British travel company Thomas Cook agreed Wednesday to a £900-million rescue deal that will hand control of its tour operator business to China's Fosun Group.
The recapitalisation, worth the equivalent of 994 million euros or $1.1 billion, sent Thomas Cook stock crashing by a fifth as analysts warned that shareholders may see investments wiped out.
The troubled London-based firm outlined the rescue package one month after revealing advanced talks over the issue.
Thomas Cook announced in a statement that Fosun, which was already the biggest shareholder, will inject £450 million into the business.
In return, the Hong Kong-listed conglomerate will acquire a 75-percent stake in Thomas Cook's tour operating division and 25-percent of its airline unit.
Creditors and banks will inject another £450 million under the recapitalisation, converting their debt in exchange for a 75-percent stake in the airline and 25 percent of the tour operating unit.
"Implementation of the proposed recapitalisation will involve a significant new capital investment and reorganisation of the group," the group said.

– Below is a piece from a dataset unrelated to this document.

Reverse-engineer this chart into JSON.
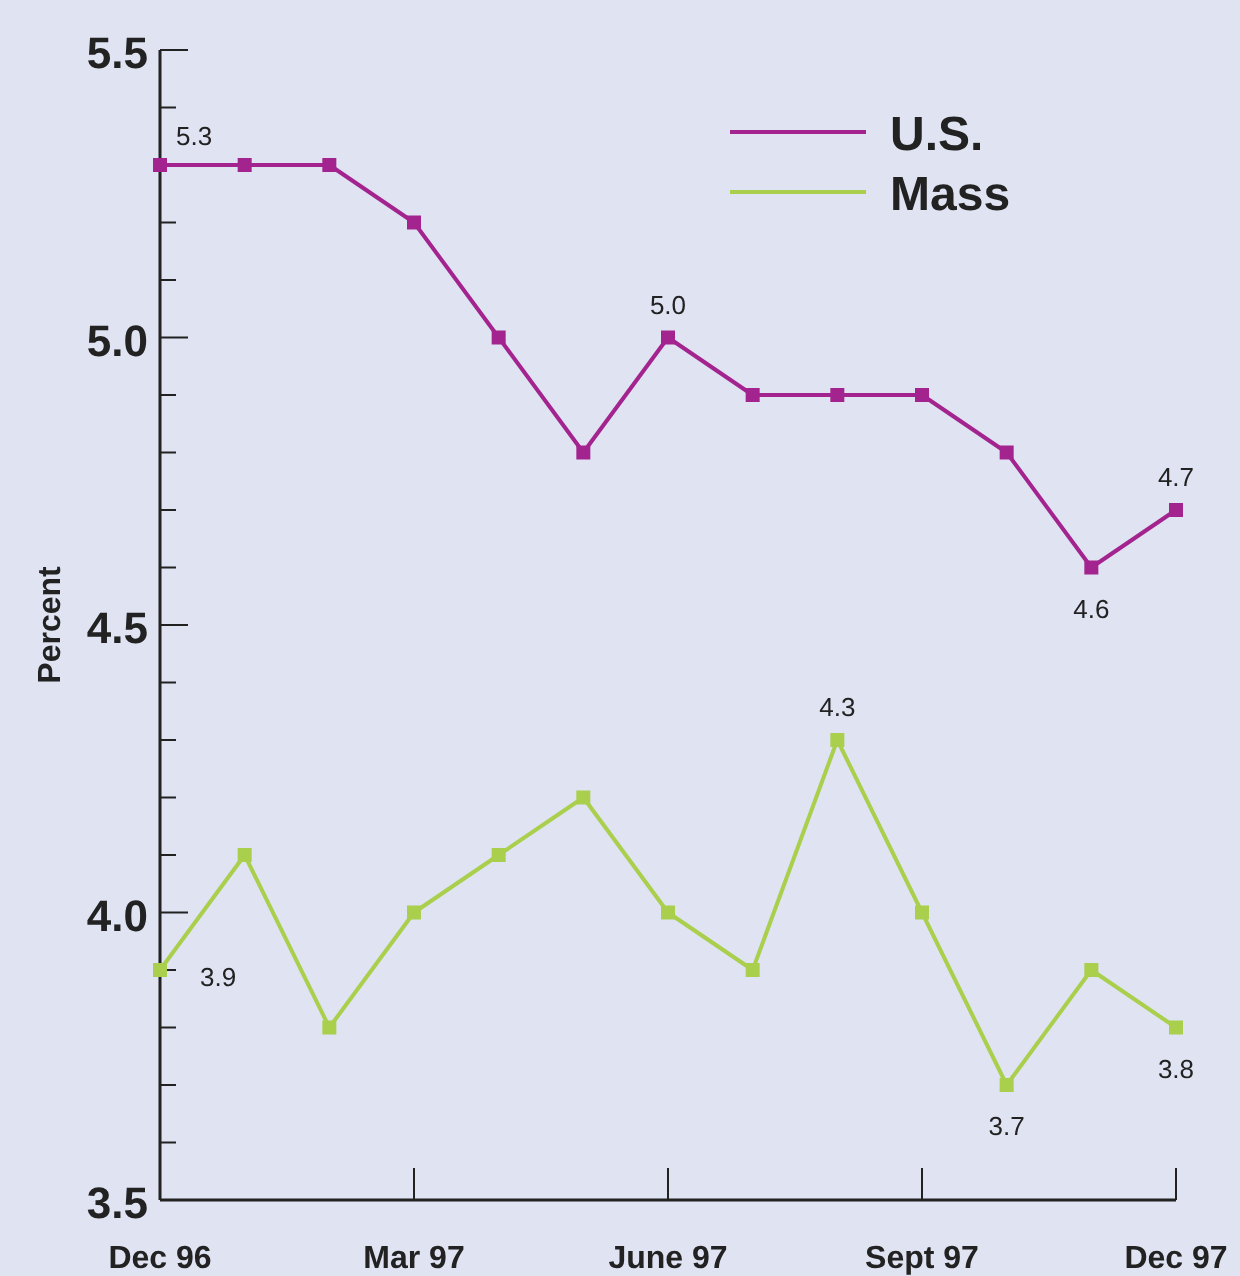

The transaction will complete in October subject to regulatory approvals.
Investors took flight, sending Thomas Cook shares plunging 17.22 percent to just 5.86 pence on the London stock market.
"Shareholders in the troubled travel company may have to accept that their investment could be worthless," said Russ Mould, investment director at online stockbroker AJ Bell.
"An update on its refinancing reveals that Chinese group Fosun and Thomas Cook's lenders are going to get the lion's share of the equity, meaning very little - if anything - is left on the table for the other shareholders."
Thomas Cook in May revealed that first-half losses widened on a major write-down, caused in part by Brexit uncertainty that delayed summer holiday bookings.